No doubt one reason for abandoning the fishery, setting aside the failing of the Weller Brothers, was the decrease in the number of whales frequenting the coast. There was a general decline throughout the grounds: at Taieri, for instance, during the three years of its existence, 1839 to 1841, only 93 tuns of oil were taken; the last year's take was only 8 tuns.

Whilst whales have deserted their old haunts, they are still seen occasionally, three very large ones making their appearance in the roadstead so recently as 31st July, 1884. Their prevalence during the 1869 season caused a public meeting to be held in Timaru on 5th August, with a view to forming a whaling company.

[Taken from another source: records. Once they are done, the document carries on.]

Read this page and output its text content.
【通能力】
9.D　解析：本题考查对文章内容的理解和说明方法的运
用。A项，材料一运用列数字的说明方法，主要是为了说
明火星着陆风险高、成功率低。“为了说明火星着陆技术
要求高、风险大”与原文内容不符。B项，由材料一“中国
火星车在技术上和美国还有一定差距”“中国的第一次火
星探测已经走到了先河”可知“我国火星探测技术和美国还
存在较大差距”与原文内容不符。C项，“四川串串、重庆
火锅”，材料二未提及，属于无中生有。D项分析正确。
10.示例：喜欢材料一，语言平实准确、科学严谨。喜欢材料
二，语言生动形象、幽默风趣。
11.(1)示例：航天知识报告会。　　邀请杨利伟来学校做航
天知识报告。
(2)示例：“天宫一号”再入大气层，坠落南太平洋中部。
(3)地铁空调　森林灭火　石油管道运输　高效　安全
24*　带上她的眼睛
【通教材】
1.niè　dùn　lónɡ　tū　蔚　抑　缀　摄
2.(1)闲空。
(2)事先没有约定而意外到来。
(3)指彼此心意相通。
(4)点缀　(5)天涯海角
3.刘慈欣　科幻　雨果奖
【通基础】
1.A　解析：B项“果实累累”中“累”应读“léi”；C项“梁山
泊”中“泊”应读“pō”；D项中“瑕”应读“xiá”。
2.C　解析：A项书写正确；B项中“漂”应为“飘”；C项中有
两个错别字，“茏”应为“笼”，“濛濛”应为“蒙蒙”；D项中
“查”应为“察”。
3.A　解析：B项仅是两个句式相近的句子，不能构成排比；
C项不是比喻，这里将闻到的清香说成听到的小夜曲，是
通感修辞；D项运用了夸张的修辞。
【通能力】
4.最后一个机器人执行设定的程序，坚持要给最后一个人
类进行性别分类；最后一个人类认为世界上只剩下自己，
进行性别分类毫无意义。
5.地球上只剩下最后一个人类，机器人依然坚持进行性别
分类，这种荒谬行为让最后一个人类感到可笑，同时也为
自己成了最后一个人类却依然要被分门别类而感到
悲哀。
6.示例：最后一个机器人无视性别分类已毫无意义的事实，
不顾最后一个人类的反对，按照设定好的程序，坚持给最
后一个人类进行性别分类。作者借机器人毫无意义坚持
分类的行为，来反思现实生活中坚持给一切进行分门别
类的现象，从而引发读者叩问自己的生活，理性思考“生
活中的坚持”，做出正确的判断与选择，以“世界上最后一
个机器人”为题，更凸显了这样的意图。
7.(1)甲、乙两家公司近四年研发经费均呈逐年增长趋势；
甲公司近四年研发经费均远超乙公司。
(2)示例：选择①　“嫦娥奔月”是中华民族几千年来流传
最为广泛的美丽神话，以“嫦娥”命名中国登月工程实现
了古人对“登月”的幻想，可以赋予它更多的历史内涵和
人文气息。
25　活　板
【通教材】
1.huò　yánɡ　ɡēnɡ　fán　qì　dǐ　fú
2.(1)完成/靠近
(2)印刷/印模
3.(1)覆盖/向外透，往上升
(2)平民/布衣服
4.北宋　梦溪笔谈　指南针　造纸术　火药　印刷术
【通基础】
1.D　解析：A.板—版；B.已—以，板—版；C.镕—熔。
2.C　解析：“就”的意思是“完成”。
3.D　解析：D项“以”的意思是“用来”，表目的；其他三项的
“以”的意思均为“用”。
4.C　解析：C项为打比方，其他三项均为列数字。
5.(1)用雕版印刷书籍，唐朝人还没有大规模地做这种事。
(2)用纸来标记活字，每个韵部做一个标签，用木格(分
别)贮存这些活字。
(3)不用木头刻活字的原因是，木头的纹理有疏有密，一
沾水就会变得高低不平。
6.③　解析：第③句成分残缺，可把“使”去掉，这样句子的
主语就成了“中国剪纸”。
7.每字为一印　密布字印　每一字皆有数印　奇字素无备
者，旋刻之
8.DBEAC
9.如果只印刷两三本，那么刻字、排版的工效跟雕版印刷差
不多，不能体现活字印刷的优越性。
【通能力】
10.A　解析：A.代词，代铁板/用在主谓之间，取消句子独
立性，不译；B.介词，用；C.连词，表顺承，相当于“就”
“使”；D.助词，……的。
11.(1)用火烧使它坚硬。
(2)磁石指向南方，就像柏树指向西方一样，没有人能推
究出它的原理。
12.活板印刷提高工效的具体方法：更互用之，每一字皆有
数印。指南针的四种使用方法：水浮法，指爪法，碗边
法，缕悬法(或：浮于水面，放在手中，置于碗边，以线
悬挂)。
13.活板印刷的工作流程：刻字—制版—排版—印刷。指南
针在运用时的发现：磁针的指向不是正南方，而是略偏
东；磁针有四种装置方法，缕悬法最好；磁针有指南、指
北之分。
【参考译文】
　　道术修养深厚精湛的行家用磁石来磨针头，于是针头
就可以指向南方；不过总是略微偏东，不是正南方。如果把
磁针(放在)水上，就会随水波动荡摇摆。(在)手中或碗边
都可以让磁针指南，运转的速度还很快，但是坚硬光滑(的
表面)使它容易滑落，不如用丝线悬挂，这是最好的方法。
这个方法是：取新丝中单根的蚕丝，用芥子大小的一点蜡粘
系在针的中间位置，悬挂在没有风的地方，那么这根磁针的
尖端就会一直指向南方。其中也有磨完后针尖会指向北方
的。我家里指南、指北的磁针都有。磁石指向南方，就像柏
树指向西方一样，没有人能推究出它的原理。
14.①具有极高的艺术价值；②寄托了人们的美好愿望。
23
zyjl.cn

A temporary reappearance of whales would not, however, justify the expenditure that the formation of a company would entail, and the project was dropped, though Captain Crawford declared his intention of starting a whaling establishment, with W. G. McPherson, at the mouth of the Opihi.

Fur seals more frequently make their appearance in the harbour at various times; one appeared at the breakwater on 16th October, 1883; it was followed to Patiti Point, and secured. It measured 7 ft. long and 4 ft. 6 in. in girth.

Seeing that the men hitherto frequenting Canterbury were seafaring men, it is not to be expected that any particulars of the interior of the country should be learned from them: indeed, the only record they have left, when they have left any at all, is a record of shipping and fishing — almost purely maritime details. Seeing, again, that they were mostly unlettered men, it is only by the rarest chance that anything whatever can be learned of or from them.